Hati musuh sama sekali sudah buta dan tak mengenal belas kasih. Dalam perlawanan sekuat tenaga itu, tubuh Imam Husain as terpaksa semakin bermandikan darah saat tombak-tombak dan panah musuh ikut mengambil daya pertahanan beliau.
Dari arah kemah para wanita, sayyidah Zainab tak kuasa menahan diri menyaksikan kakaknya menjadi sasaran pembantaian seganas itu. Wanita agung menjerit-jerit mengadukan penderitaan kepada kakek, ayah, dan pamannya yang sudah bersemayam di alam keabadian.
“Oh Muhammad! Oh Ayah! Oh Ali! Oh Jakfar!” Ratap Zainab tersedu-sedu. “Alangkah baiknya seandainya langit ini runtuh menimpa bumi! Alangkah baiknya seandainya gunung-gunung ini berhamburan menimpa sahara.”[6]
Puteri Fatimah Azzahra as mencoba mendekati ajang pembantaian kakaknya. Di saat yang sama, manusia biadab Umar bin Sa’ad dan gerombolannya bergerak menuju perkemahan keluarga dan rombongan Imam Husain as. Di saat tubuh Imam roboh dan nafasnya sudah tersengal-sengal menanti ajal, gerombolan manusia liar itu mengobrak-abrik perkemahan anak keturunan Rasul tersebut. Mereka melakukan aksi pembakaran, merampasi harta benda, dan menangkapi dan menggiring kaum wanita dan anak-anak kecil sebagai tawanan.

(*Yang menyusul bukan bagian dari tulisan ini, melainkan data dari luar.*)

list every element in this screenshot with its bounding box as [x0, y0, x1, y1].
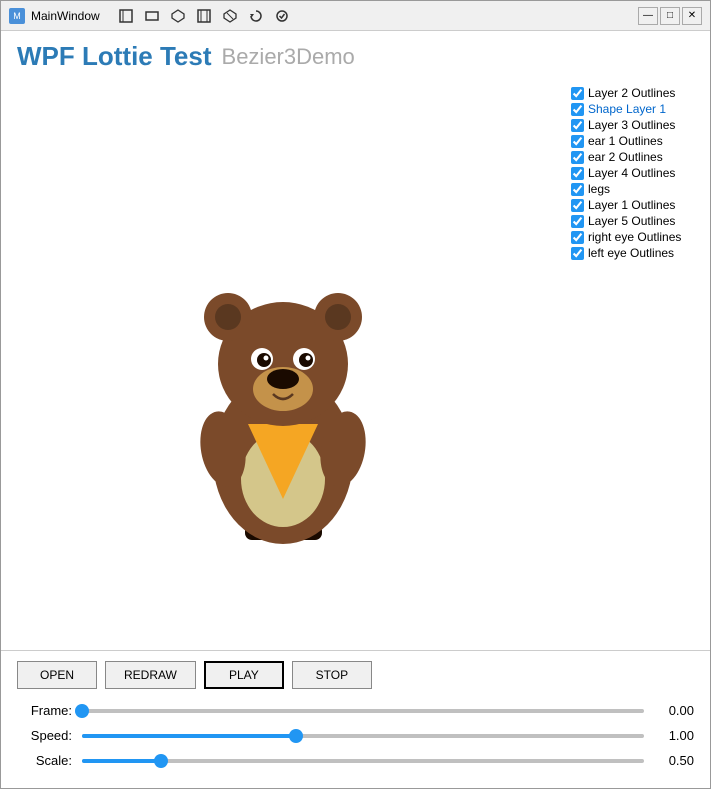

Sayyidah Zainab berteriak kepada Umar bin Sa’ad: “Hai Umar, apakah Abu Abdillah terbunuh dan kamu menyaksikannya sendiri?!” Entah mengapa, kata-kata wanita pemberani ini tiba-tiba menggedor perasaan putera Sa’ad itu sehingga tak berani menjawabnya dengan bentakan. Bagai binatang pandir, dia tak berani menjawab atau menatap wajah Zainab. Dia memaling muka.[7]

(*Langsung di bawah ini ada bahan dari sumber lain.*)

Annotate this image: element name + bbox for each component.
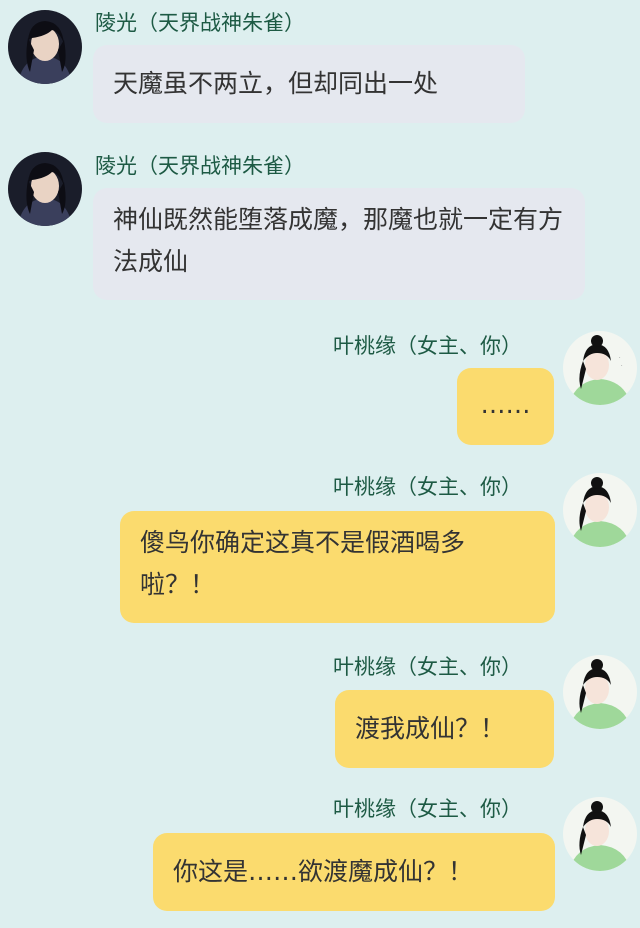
- sender-name: 叶桃缘（女主、你）: [333, 797, 522, 821]
- female-character-avatar[interactable]: [563, 473, 637, 547]
- message-bubble[interactable]: 神仙既然能堕落成魔，那魔也就一定有方法成仙: [93, 188, 585, 300]
- message-bubble[interactable]: 你这是……欲渡魔成仙？！: [153, 833, 555, 911]
- female-character-avatar[interactable]: · ·: [563, 331, 637, 405]
- male-character-avatar[interactable]: [8, 10, 82, 84]
- message-bubble[interactable]: ……: [457, 368, 554, 445]
- sender-name: 叶桃缘（女主、你）: [333, 655, 522, 679]
- message-bubble[interactable]: 天魔虽不两立，但却同出一处: [93, 45, 525, 123]
- sender-name: 叶桃缘（女主、你）: [333, 475, 522, 499]
- message-bubble[interactable]: 渡我成仙？！: [335, 690, 554, 768]
- message-bubble[interactable]: 傻鸟你确定这真不是假酒喝多啦？！: [120, 511, 555, 623]
- male-character-avatar[interactable]: [8, 152, 82, 226]
- sender-name: 陵光（天界战神朱雀）: [95, 154, 305, 178]
- sender-name: 陵光（天界战神朱雀）: [95, 11, 305, 35]
- female-character-avatar[interactable]: [563, 655, 637, 729]
- sender-name: 叶桃缘（女主、你）: [333, 334, 522, 358]
- female-character-avatar[interactable]: [563, 797, 637, 871]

Zainab berteriak lagi: “Adakah seorang Muslim diantara kalian?!” Tak seorangpun menjawabnya. Saat gerombolan itu dibungkamkan oleh kata-kata Hazrat Zainab, tubuh Imam Husain as yang masih bernafas, tiba-tiba bangkit lalu menerjang beberapa pasukan yang ada di dekatnya sehingga mereka mundur.
Setelah berusaha melakukan perlawanan sekian lama di depan pesta pembantaian itu, Imam Husain as mencoba menjauh dari pasukan lawan untuk mengatur nafas. Namun, tiba-tiba sebuah batu melayang dari arah musuh dan mengena kepala beliau. Darahpun mengucur deras lagi. Belum selesai beliau mengusap darahnya yang suci itu, dada beliau diterjang sebuah anak panah bermata tiga. Tertembus panah beracun itu, beliau berucap: “Bismillahi wa billahi wa ‘ala millati rasulillah.”Beliau menatap langit dan berdesah lagi:” Ilahi, sesunggungnya Engkau mengetahui, mereka telah membunuh seseorang di muka bumi yang tak lain adalah putera Nabi.”[9]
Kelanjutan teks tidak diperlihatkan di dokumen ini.